Na especialidade, PS e PSD - autores das propostas de revisão mais profundas - foram os únicos a votar a favor do texto de substituição comum sobre esta matéria, com os restantes partidos a votarem contra com acusações de “retrocesso”, “golpe no parlamentarismo” ou “tentativa de hegemonia do Bloco Central”.

O BE já anunciou que vai avocar para plenário os artigos relativos aos debates com o primeiro-ministro, o que abrirá um tempo de discussão para os vários grupos parlamentares.

Na bancada do PSD, pelos menos dois deputados, a líder da JSD Margarida Balseiro Lopes e Pedro Rodrigues, já anunciaram que votarão contra esses artigos e apelaram ao levantamento da disciplina de voto alegando que o assunto nunca foi debatido no grupo parlamentar.

Segundo o texto de substituição, com origem em propostas dos socialistas e sociais-democratas, o artigo relativo aos debates com o primeiro-ministro passará a chamar-se “Debates com o Governo” e define que “o governo comparece pelo menos mensalmente para debate em plenário com os deputados para acompanhamento da atividade governativa”.

Este debate mensal terá dois formatos alternados: num mês, será com o primeiro-ministro sobre política geral e, no seguinte, sobre política setorial com o ministro da pasta, ambos desenvolvidos em duas rondas.
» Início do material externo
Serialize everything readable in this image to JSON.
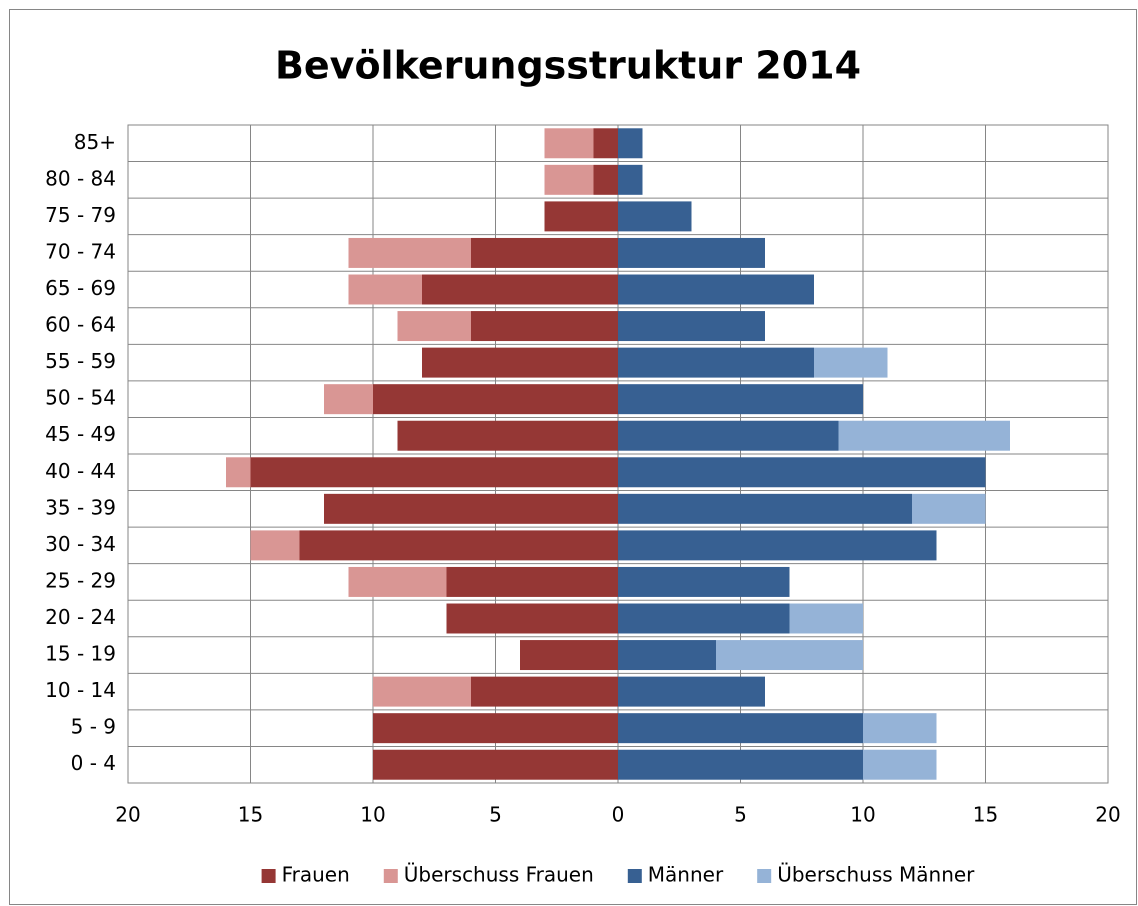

Ou seja, na prática, o primeiro-ministro só comparece obrigatoriamente no parlamento para responder a perguntas sobre política geral de dois em dois meses.

Nesta revisão do regimento - a mais profunda desde 2007, quando se introduziram precisamente os debates quinzenais com o chefe do executivo, que até aí eram mensais -, ficaram de fora algumas das propostas mais significativas do PSD, como a de reduzir o número de plenários semanais de três para dois ou a intenção de fixar em detalhe os tempos dos debates em plenário e comissão (distinguindo os dois maiores partidos do terceiro e quarto e assim sucessivamente).

No entanto, ficou estipulado que o tempo de debate em plenário e comissões será fixado pela conferência de líderes no início de cada legislatura atendendo “à representatividade dos partidos”, tendo sido aprovada uma norma transitória proposta pelos sociais-democratas para que, na atual legislatura, essas grelhas sejam definidas numa reunião na primeira quinzena de setembro para entrarem já em vigor na segunda sessão legislativa.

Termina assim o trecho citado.